More Server Power For Lower Prices
Server prices will be flat or down over the next year, but performance is expected to go up with increased power efficiency to boot. From dual cores to quad cores and beyond, here's what to look for on the server horizon.
As with weather forecasts, you need to start with the big picture when forecasting technology. For small and midsize businesses, the server market big picture includes 30% more power for about the same, or even lower, prices. But like the weather, there are microclimates; when you zoom in, things unfold at different rates and in different directions, but that doesn't change the overall forecast for more power.
Pricing Trends
For pricing, the news is especially good. Server prices are, on average, trending downward rather than upward, even when accounting for the newest technology. In many, but not all, cases, you can actually expect to pay less for more.
According to Dataquest predictions released in September, the average selling price for servers, worldwide, will fall about 5% during the coming year. In 2008, the average price of a server was $5,938.78; in 2009, that's expected to fall to $5,647.14. In the U.S. market, server prices are projected to decline 4% from $5,249.80 this year to $5,041.45 in 2009.
But those are averages. The pricing is less enticing when you isolate prices for x86 servers -- the lower-end models core to the small and midsize business markets. Dataquest projects prices for x86 servers to rise, albeit slightly. In 2008, the average price was $3,383.51, and you can expect to pay an average of $12, or one-third of 1%, more next year.
There's downward price pressure at the high end of the small and midsize server market, dominated by the Intel Itanium processor chip.
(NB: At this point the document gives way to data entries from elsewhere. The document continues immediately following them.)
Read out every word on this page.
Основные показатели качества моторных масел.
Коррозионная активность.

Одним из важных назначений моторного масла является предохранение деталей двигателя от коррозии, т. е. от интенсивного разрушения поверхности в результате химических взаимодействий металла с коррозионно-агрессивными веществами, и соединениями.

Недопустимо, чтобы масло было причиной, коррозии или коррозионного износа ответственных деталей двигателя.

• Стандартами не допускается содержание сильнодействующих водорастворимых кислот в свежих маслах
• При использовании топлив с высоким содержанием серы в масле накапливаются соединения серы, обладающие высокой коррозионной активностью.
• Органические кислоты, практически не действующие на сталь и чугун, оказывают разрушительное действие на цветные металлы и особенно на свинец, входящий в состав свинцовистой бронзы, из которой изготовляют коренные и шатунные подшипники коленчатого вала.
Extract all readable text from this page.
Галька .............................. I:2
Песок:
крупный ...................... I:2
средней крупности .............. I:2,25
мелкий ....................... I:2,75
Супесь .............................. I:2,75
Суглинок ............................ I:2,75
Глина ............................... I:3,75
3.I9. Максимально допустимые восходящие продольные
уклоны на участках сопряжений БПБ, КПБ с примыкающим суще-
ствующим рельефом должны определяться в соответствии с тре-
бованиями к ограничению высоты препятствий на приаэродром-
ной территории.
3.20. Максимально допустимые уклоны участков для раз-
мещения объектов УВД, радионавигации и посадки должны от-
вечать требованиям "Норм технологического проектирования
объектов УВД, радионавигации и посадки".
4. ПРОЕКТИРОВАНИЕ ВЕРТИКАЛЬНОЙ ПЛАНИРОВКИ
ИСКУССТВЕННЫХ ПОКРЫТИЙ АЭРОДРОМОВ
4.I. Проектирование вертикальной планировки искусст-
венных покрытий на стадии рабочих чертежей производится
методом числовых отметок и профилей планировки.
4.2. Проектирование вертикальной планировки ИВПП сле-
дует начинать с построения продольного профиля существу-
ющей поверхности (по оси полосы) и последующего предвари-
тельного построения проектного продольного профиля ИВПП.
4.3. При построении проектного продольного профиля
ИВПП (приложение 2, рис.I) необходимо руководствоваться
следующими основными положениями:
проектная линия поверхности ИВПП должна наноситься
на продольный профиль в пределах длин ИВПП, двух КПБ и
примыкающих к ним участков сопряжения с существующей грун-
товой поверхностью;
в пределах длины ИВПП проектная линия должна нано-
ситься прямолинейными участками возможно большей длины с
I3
In 2008, Itanium pricing averaged $44,039.72; next year that price is expected to fall by a little more than 2%, to $42,973.80. Pricing for enterprise-class servers is plummeting even faster and is the primary driver for the forecasted 5% overall server pricing decline.
Processing The Cores
For the foreseeable future, the computer industry will abide by Moore's Law, which holds that the power of computer chips doubles every other year. But it's not quite that simple. Until a few years ago, vendors kept pace with Moore's Law by producing circuitry with faster and faster clock speeds. But after hitting the 3-gigahertz level, they found they could not go much faster given that at higher speeds, chips tended to overheat.
To solve the heat issue, vendors began using multiple cores on each CPU chip. A core is, basically, the circuitry that would form a discrete processor. By putting multiple processors on a chip, the vendors can offer more power at that same clock speed.
Multiple cores increase a computer's power by dividing tasks among the cores and running them simultaneously. Multitasking and multithreading operations can immediately benefit. Virtualization can benefit because virtual machines can be divided among the cores. And though applications relying on one core will not automatically show improvement, vendors are adding other chip improvements to improve the performance of the cores themselves.
Dual-core CPUs are now the norm, and the industry is moving to four and six cores, with talk of eventually offering scores of cores.